Maarten Manse will present his paper “Recasting the Terms of Empire: How Indigenous Translators and Scribes Mediated the Legal Vocabulary of Empire through Treaty-making in Southeast Asia (c. 1750–1900)” at the junior conference Invisible Actors in the Making of International Law (1750–2000), hosted at Sciences Po, Paris, 27–28 November 2025.
Speaking in Panel 2: “Shaping the textualities of international law” on 28 November, Maarten will present how his work examines the crucial role played by indigenous translators and scribes in shaping the legal and diplomatic language of imperial treaties. Rather than passive intermediaries, these actors actively negotiated and reworked legal terminology, translating not only words but political concepts, cultural assumptions, and local understandings of authority.

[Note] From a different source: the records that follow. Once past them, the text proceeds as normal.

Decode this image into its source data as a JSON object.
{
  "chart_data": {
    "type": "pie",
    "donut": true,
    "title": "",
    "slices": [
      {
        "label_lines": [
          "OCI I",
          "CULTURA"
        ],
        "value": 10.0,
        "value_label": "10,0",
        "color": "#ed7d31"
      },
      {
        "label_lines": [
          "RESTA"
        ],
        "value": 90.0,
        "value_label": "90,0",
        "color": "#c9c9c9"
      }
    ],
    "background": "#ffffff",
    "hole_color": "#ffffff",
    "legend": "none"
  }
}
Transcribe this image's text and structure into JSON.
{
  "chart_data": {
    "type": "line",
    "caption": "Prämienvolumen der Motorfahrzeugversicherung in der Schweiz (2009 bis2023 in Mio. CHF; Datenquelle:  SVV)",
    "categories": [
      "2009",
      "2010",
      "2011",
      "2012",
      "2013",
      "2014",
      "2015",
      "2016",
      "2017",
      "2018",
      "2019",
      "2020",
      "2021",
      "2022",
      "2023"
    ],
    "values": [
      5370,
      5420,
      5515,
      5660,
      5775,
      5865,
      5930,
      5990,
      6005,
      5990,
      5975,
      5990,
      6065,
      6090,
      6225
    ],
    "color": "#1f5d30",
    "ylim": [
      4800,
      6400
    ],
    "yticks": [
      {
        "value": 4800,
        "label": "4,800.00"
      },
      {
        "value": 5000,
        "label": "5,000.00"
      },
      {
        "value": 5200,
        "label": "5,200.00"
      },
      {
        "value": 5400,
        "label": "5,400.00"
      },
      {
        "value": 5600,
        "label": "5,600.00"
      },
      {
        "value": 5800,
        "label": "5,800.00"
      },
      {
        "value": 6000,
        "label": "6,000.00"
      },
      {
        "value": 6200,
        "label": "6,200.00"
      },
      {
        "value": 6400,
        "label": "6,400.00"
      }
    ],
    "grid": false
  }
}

The paper shows how treaty-making was a site of intellectual exchange, where Southeast Asian legal traditions and European imperial frameworks intersected. By tracing the influence of multilingual treaty manuscripts, the research highlights how local agents quietly reshaped the vocabulary of empire and, in doing so, helped to co-create emerging forms of international law.
The conference brings together early-career researchers exploring the hidden contributors who influenced the development of international legal order and will feature keynote speaker Tamar Herzog (Harvard University).